Pulmonology Coding Alert

Reader Question:

Append Appropriate Modifiers to Override MUEs

Question: Our pulmonologist is insisting that we bill 31622 two times for a patient on whom the two procedures were done in the same day. I am not able to understand how we can do this, as 31622 has a Medically Unlikely Edit (MUE) number of 1, which means that we can bill the procedure only once in a day.

Nevada Subscriber

Answer: You are right in your assessment that 31622 (Bronchoscopy, rigid or flexible, including fluoroscopic guidance, when performed; diagnostic, with cell washing, when performed [separate procedure]) carries a Medically Unlikely Edit number 1; that means you cannot bill the procedure more than once in a day under most circumstances.

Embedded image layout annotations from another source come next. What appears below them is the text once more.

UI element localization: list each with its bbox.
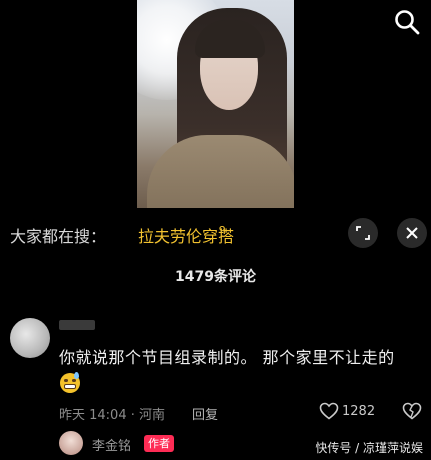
author-avatar[interactable] <box>59 431 83 455</box>
close-icon <box>406 227 418 239</box>
watermark: 快传号 / 凉瑾萍说娱 <box>315 441 423 455</box>
reply-button[interactable]: 回复 <box>192 404 218 423</box>
comment-count: 1479条评论 <box>175 269 256 285</box>
grinning-sweat-emoji <box>60 372 80 393</box>
video-frame-photo <box>137 0 294 208</box>
heart-icon[interactable] <box>319 402 339 424</box>
search-icon[interactable] <box>393 8 421 36</box>
trending-prefix: 大家都在搜： <box>10 227 107 246</box>
author-badge: 作者 <box>144 435 174 452</box>
comment-meta: 昨天 14:04 · 河南 <box>59 408 165 423</box>
search-small-icon: ᑫ <box>219 224 226 237</box>
expand-button[interactable] <box>348 218 378 248</box>
blurred-username[interactable] <box>59 320 95 330</box>
video-player[interactable] <box>0 0 431 208</box>
comment-text: 你就说那个节目组录制的。 那个家里不让走的 <box>59 348 395 367</box>
like-count: 1282 <box>342 404 376 419</box>
author-name[interactable]: 李金铭 <box>92 435 131 454</box>
close-button[interactable] <box>397 218 427 248</box>
broken-heart-icon[interactable] <box>402 402 422 424</box>
avatar[interactable] <box>10 318 50 358</box>
expand-icon <box>356 226 370 240</box>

However, CMS provides guidelines for bypassing MUE edits that state that you can append an appropriate modifier to the same CPT® code on more than one line of the claim form. So by appending the appropriate modifier, when medically necessary, you can override the MUE edit and claim appropriate reimbursements for the procedure that has been done.

In the above described scenario, since the procedure involves the repeat of the same procedure requiring the patient's return to the operating room for the procedure, you can append modifier 78 (Unplanned return to the operating/procedure room by the same physician or other qualified health care professional following initial procedure for a related procedure during the postoperative period). It may be necessary to indicate that another procedure was performed during the postoperative period of the initial procedure (unplanned procedure following initial procedure). When this procedure is related to the first, and requires the use of an operating/procedure room, it may be reported by adding modifier 78 to the related procedure to 31622.

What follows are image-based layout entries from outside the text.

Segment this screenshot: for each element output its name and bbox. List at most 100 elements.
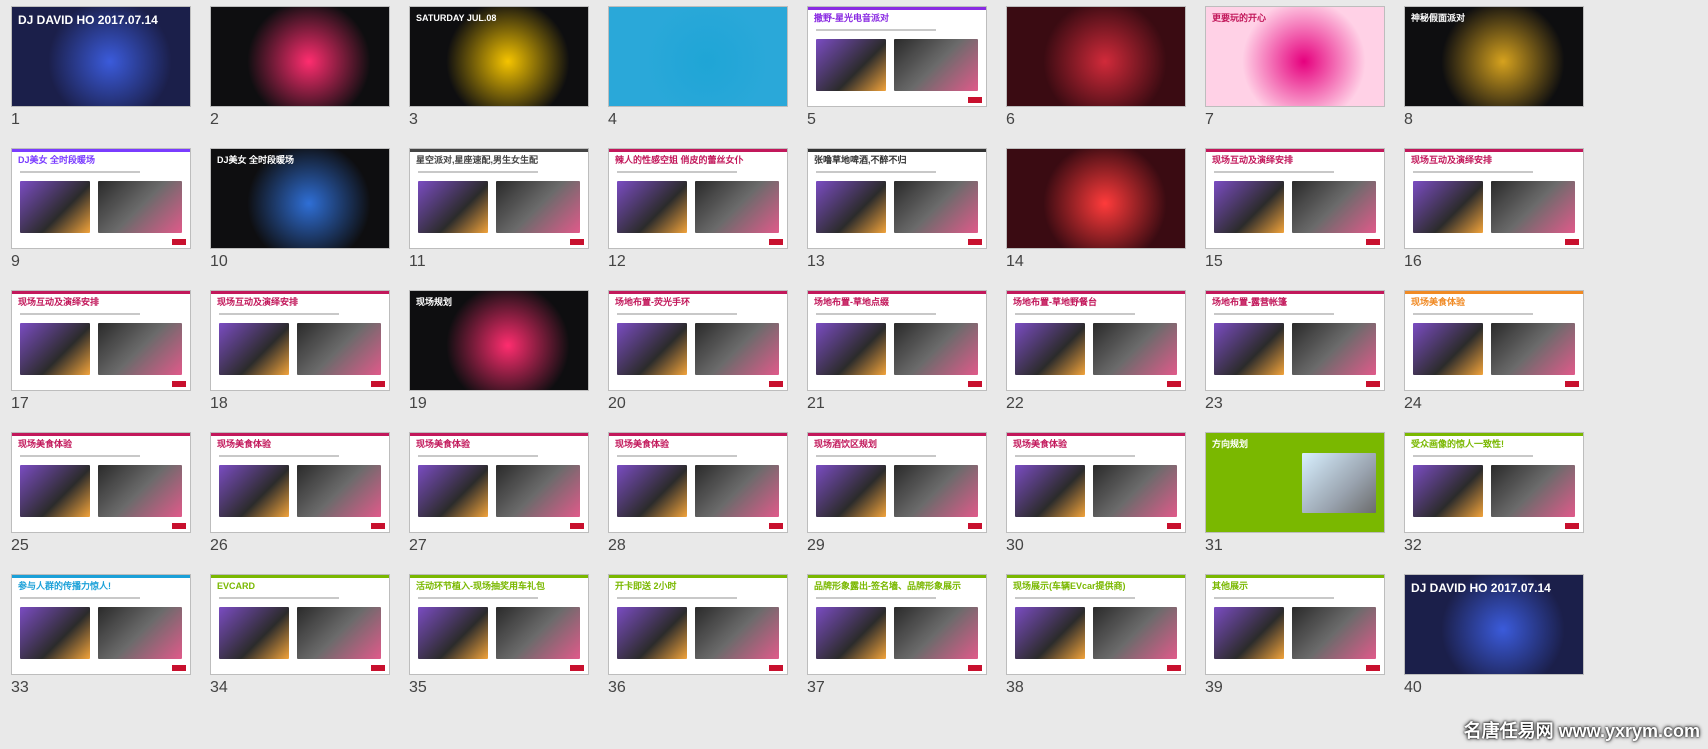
slide-preview[interactable]: 现场美食体验	[1006, 432, 1186, 533]
slide-thumbnail[interactable]: 现场美食体验 25	[5, 426, 191, 566]
slide-logo	[1167, 381, 1181, 387]
slide-thumbnail[interactable]: 现场规划 19	[403, 284, 589, 424]
slide-preview[interactable]	[1006, 148, 1186, 249]
slide-thumbnail[interactable]: 场地布置-草地点缀 21	[801, 284, 987, 424]
slide-thumbnail[interactable]: 现场酒饮区规划 29	[801, 426, 987, 566]
slide-header-bar	[1405, 149, 1583, 152]
slide-text-line	[816, 171, 936, 173]
slide-preview[interactable]: 其他展示	[1205, 574, 1385, 675]
slide-thumbnail[interactable]: 辣人的性感空姐 俏皮的蕾丝女仆 12	[602, 142, 788, 282]
slide-preview[interactable]: 张噜草地啤酒,不醉不归	[807, 148, 987, 249]
slide-preview[interactable]: 撒野-星光电音派对	[807, 6, 987, 107]
slide-preview[interactable]: SATURDAY JUL.08	[409, 6, 589, 107]
slide-thumbnail[interactable]: 更要玩的开心 7	[1199, 0, 1385, 140]
slide-thumbnail[interactable]: 现场互动及演绎安排 16	[1398, 142, 1584, 282]
slide-thumbnail[interactable]: 现场美食体验 28	[602, 426, 788, 566]
slide-preview[interactable]: 现场展示(车辆EVcar提供商)	[1006, 574, 1186, 675]
slide-preview[interactable]	[210, 6, 390, 107]
slide-thumbnail[interactable]: 开卡即送 2小时 36	[602, 568, 788, 708]
slide-logo	[769, 665, 783, 671]
slide-thumbnail[interactable]: DJ DAVID HO 2017.07.14 40	[1398, 568, 1584, 708]
slide-number: 34	[210, 679, 228, 696]
slide-preview[interactable]: 开卡即送 2小时	[608, 574, 788, 675]
slide-thumbnail[interactable]: EVCARD 34	[204, 568, 390, 708]
slide-preview[interactable]: 现场互动及演绎安排	[210, 290, 390, 391]
slide-thumbnail[interactable]: 撒野-星光电音派对 5	[801, 0, 987, 140]
slide-preview[interactable]: 现场规划	[409, 290, 589, 391]
slide-preview[interactable]: 现场美食体验	[608, 432, 788, 533]
slide-preview[interactable]: 现场美食体验	[210, 432, 390, 533]
slide-preview[interactable]: 现场互动及演绎安排	[1205, 148, 1385, 249]
slide-logo	[968, 381, 982, 387]
slide-caption: 活动环节植入-现场抽奖用车礼包	[416, 581, 545, 591]
slide-thumbnail[interactable]: 神秘假面派对 8	[1398, 0, 1584, 140]
slide-preview[interactable]: 更要玩的开心	[1205, 6, 1385, 107]
slide-preview[interactable]: 辣人的性感空姐 俏皮的蕾丝女仆	[608, 148, 788, 249]
slide-image	[496, 465, 580, 517]
slide-thumbnail[interactable]: 星空派对,星座速配,男生女生配 11	[403, 142, 589, 282]
slide-preview[interactable]: 场地布置-荧光手环	[608, 290, 788, 391]
slide-preview[interactable]: 品牌形象露出-签名墙、品牌形象展示	[807, 574, 987, 675]
slide-thumbnail[interactable]: DJ DAVID HO 2017.07.14 1	[5, 0, 191, 140]
slide-header-bar	[12, 149, 190, 152]
slide-preview[interactable]: 活动环节植入-现场抽奖用车礼包	[409, 574, 589, 675]
slide-thumbnail[interactable]: 参与人群的传播力惊人! 33	[5, 568, 191, 708]
slide-preview[interactable]: 场地布置-草地野餐台	[1006, 290, 1186, 391]
slide-thumbnail[interactable]: 现场美食体验 27	[403, 426, 589, 566]
slide-preview[interactable]: 场地布置-露营帐篷	[1205, 290, 1385, 391]
slide-thumbnail[interactable]: DJ美女 全时段暖场 9	[5, 142, 191, 282]
slide-preview[interactable]	[1006, 6, 1186, 107]
slide-thumbnail[interactable]: 场地布置-荧光手环 20	[602, 284, 788, 424]
slide-image	[894, 181, 978, 233]
slide-preview[interactable]: DJ DAVID HO 2017.07.14	[11, 6, 191, 107]
slide-preview[interactable]: 受众画像的惊人一致性!	[1404, 432, 1584, 533]
slide-thumbnail[interactable]: 现场互动及演绎安排 17	[5, 284, 191, 424]
slide-thumbnail[interactable]: 4	[602, 0, 788, 140]
slide-preview[interactable]: 现场酒饮区规划	[807, 432, 987, 533]
slide-logo	[172, 523, 186, 529]
slide-thumbnail[interactable]: 张噜草地啤酒,不醉不归 13	[801, 142, 987, 282]
slide-preview[interactable]: DJ DAVID HO 2017.07.14	[1404, 574, 1584, 675]
slide-thumbnail[interactable]: 现场互动及演绎安排 18	[204, 284, 390, 424]
slide-thumbnail[interactable]: 场地布置-露营帐篷 23	[1199, 284, 1385, 424]
slide-preview[interactable]: 参与人群的传播力惊人!	[11, 574, 191, 675]
slide-preview[interactable]: 星空派对,星座速配,男生女生配	[409, 148, 589, 249]
slide-thumbnail[interactable]: 场地布置-草地野餐台 22	[1000, 284, 1186, 424]
slide-thumbnail[interactable]: 其他展示 39	[1199, 568, 1385, 708]
slide-thumbnail[interactable]: SATURDAY JUL.08 3	[403, 0, 589, 140]
slide-preview[interactable]: 方向规划	[1205, 432, 1385, 533]
slide-preview[interactable]	[608, 6, 788, 107]
slide-image	[617, 607, 687, 659]
slide-preview[interactable]: 场地布置-草地点缀	[807, 290, 987, 391]
slide-number: 8	[1404, 111, 1413, 128]
slide-thumbnail[interactable]: 现场美食体验 30	[1000, 426, 1186, 566]
slide-thumbnail[interactable]: 方向规划 31	[1199, 426, 1385, 566]
slide-preview[interactable]: DJ美女 全时段暖场	[210, 148, 390, 249]
slide-text-line	[20, 597, 140, 599]
slide-thumbnail[interactable]: 2	[204, 0, 390, 140]
slide-thumbnail[interactable]: 品牌形象露出-签名墙、品牌形象展示 37	[801, 568, 987, 708]
slide-thumbnail[interactable]: 现场美食体验 24	[1398, 284, 1584, 424]
slide-preview[interactable]: 现场互动及演绎安排	[1404, 148, 1584, 249]
slide-header-bar	[808, 433, 986, 436]
slide-thumbnail[interactable]: 现场展示(车辆EVcar提供商) 38	[1000, 568, 1186, 708]
slide-thumbnail[interactable]: DJ美女 全时段暖场 10	[204, 142, 390, 282]
slide-preview[interactable]: 神秘假面派对	[1404, 6, 1584, 107]
slide-preview[interactable]: 现场美食体验	[11, 432, 191, 533]
slide-number: 7	[1205, 111, 1214, 128]
slide-image	[816, 39, 886, 91]
slide-thumbnail[interactable]: 现场美食体验 26	[204, 426, 390, 566]
slide-thumbnail[interactable]: 现场互动及演绎安排 15	[1199, 142, 1385, 282]
slide-text-line	[617, 313, 737, 315]
slide-preview[interactable]: 现场互动及演绎安排	[11, 290, 191, 391]
slide-thumbnail[interactable]: 活动环节植入-现场抽奖用车礼包 35	[403, 568, 589, 708]
slide-header-bar	[808, 291, 986, 294]
slide-caption: 星空派对,星座速配,男生女生配	[416, 155, 539, 165]
slide-preview[interactable]: 现场美食体验	[1404, 290, 1584, 391]
slide-thumbnail[interactable]: 受众画像的惊人一致性! 32	[1398, 426, 1584, 566]
slide-preview[interactable]: DJ美女 全时段暖场	[11, 148, 191, 249]
slide-preview[interactable]: EVCARD	[210, 574, 390, 675]
slide-thumbnail[interactable]: 6	[1000, 0, 1186, 140]
slide-thumbnail[interactable]: 14	[1000, 142, 1186, 282]
slide-preview[interactable]: 现场美食体验	[409, 432, 589, 533]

If the first procedure was previously terminated for unforeseen reasons, you can append modifier 53 (Discontinued procedure). Under certain circumstances, the physician may elect to terminate a surgical or diagnostic procedure. Due to extenuating circumstances or those that threaten the wellbeing of the patient, it may be necessary to indicate that a surgical or diagnostic procedure was started but discontinued. This circumstance may be reported by adding modifier 53 to the code reported by the physician for the discontinued procedure.

Note: Modifier 53 is not used to report the elective cancellation of a procedure prior to the patient's anesthesia induction and/or surgical preparation in the operating suite).

Ensure that you are maintaining and providing adequate documentation to the payer to justify that the second procedure was essential so that you will not risk the chance of denials to your claims.